James fit entrer le banquier au salon. Un instant après, Roger Laroque descendait le rejoindre. Il était très pâle, une inquiétude mortelle se lisait dans ses yeux.
– Ma fille est en danger de mort, Monsieur. Notre entretien sera court.
– Voulez-vous que je me retire tout de suite ?
– Non. Vous allez vous reposer ici. Mon domestique vous conduira à votre chambre. Comment êtes-vous donc venu ?
– À cheval. J’ai attaché l’animal à la grille de votre villa.
– James le remisera à l’écurie. Mais venons au fait. Vous m’avez rendu, Monsieur, autrefois, un très grand service d’argent par l’intermédiaire de mon caissier, Jean Guerrier, qui est le vôtre. Je vous ai remboursé récemment, mais je vous dois de la reconnaissance. Je tiens à m’acquitter entièrement envers vous. Un étrange hasard a fait tomber entre mes mains des lettres dont la divulgation en cours d’assises serait atroce pour vous. Les voici. Brûlez-les tout de suite sans les lire. Ce sont des billets adressés par votre femme à Luversan.

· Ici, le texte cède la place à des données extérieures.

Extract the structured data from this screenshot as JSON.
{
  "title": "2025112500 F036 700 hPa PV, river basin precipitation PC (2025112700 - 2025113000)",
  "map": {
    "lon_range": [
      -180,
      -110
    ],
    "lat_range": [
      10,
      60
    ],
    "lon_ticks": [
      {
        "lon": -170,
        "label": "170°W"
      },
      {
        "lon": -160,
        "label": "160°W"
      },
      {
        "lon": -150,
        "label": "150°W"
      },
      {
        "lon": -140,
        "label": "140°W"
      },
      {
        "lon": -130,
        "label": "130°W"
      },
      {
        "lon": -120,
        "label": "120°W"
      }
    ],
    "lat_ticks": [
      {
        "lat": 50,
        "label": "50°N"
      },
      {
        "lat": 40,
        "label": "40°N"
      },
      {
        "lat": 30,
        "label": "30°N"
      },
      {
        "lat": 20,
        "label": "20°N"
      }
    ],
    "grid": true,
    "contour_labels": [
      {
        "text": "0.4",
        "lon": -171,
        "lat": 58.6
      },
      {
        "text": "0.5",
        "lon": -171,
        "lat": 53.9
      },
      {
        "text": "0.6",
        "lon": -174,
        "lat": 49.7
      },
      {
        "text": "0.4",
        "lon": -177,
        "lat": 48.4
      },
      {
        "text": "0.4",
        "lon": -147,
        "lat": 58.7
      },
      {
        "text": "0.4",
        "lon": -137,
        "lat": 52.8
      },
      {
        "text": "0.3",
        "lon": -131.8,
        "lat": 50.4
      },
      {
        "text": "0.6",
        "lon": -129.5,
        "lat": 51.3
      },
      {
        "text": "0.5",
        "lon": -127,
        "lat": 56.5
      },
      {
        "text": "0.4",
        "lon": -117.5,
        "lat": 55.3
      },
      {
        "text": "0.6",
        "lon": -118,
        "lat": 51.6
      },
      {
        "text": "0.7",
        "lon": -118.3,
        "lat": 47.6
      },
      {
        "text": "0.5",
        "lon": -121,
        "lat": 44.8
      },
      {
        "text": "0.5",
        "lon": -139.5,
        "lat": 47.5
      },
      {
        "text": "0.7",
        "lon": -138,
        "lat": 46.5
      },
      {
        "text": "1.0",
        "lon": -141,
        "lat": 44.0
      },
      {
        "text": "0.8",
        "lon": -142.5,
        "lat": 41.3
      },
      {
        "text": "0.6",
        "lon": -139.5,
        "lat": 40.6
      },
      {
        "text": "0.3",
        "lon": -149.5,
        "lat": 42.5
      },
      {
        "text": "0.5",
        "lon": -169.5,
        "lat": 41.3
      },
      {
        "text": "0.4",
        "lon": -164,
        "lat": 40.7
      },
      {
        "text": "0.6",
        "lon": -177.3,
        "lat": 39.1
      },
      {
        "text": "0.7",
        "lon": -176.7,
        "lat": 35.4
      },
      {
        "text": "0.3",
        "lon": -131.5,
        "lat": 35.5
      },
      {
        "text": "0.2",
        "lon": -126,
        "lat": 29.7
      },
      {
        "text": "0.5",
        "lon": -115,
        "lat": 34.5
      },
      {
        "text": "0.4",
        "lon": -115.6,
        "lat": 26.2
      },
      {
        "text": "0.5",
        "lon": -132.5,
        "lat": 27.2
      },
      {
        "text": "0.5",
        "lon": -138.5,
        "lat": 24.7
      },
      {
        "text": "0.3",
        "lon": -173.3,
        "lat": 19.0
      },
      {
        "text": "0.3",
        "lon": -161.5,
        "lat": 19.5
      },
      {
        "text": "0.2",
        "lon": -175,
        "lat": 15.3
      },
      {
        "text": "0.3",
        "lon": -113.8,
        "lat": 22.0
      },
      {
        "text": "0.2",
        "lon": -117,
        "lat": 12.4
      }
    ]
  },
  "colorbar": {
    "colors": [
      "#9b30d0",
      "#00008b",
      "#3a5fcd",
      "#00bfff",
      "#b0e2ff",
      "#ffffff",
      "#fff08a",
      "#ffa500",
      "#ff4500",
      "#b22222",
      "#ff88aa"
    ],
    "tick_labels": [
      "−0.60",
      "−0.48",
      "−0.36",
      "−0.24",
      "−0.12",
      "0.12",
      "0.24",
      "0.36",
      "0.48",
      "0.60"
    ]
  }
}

Roger tendit au banquier la liasse des lettres d’Andréa.
Un grand feu allumé par James flambait dans la cheminée.
M. de Terrenoire jeta un coup d’œil sur l’une des lettres, et, pris d’un mouvement de dégoût, lança le tout dans le foyer.
– Vous avez bien fait, lui dit Laroque. Je vais vous envoyer James.
Il tendit sa main loyale au banquier qui la lui serra chaleureusement.
– Merci, dit M. de Terrenoire, et puissiez-vous sauver votre chère enfant !
Roger secoua la tête en signe de doute. Puis il remonta auprès de Suzanne.
Seul dans le grand salon, le banquier regardait avec horreur se consumer cet amas de lettres dont les cendres se rayaient de lueurs fantastiques, lorsque la porte s’ouvrit de nouveau. Roger apparut, plus pâle encore que tout à l’heure.
– Monsieur de Terrenoire, dit-il, vous pouvez encore me rendre un grand service.
– Parlez, Monsieur, je suis prêt à tenter l’impossible pour vous témoigner à mon tour ma reconnaissance.
– Vous m’obligerez d’aller tout de suite jusqu’à Méridon, une ferme où demeure, avec ses deux fils, madame de Noirville, la femme de l’avocat qui fut à la fois mon ami et mon défenseur. Vous direz de ma part à monsieur Raymond de Noirville que Suzanne est très mal. Il reviendra ici avec vous j’en suis sûr. Mon domestique vous accompagnera. Dans un instant, il sera prêt à monter à cheval. Vous consentez ?
– Comptez sur moi, monsieur Laroque.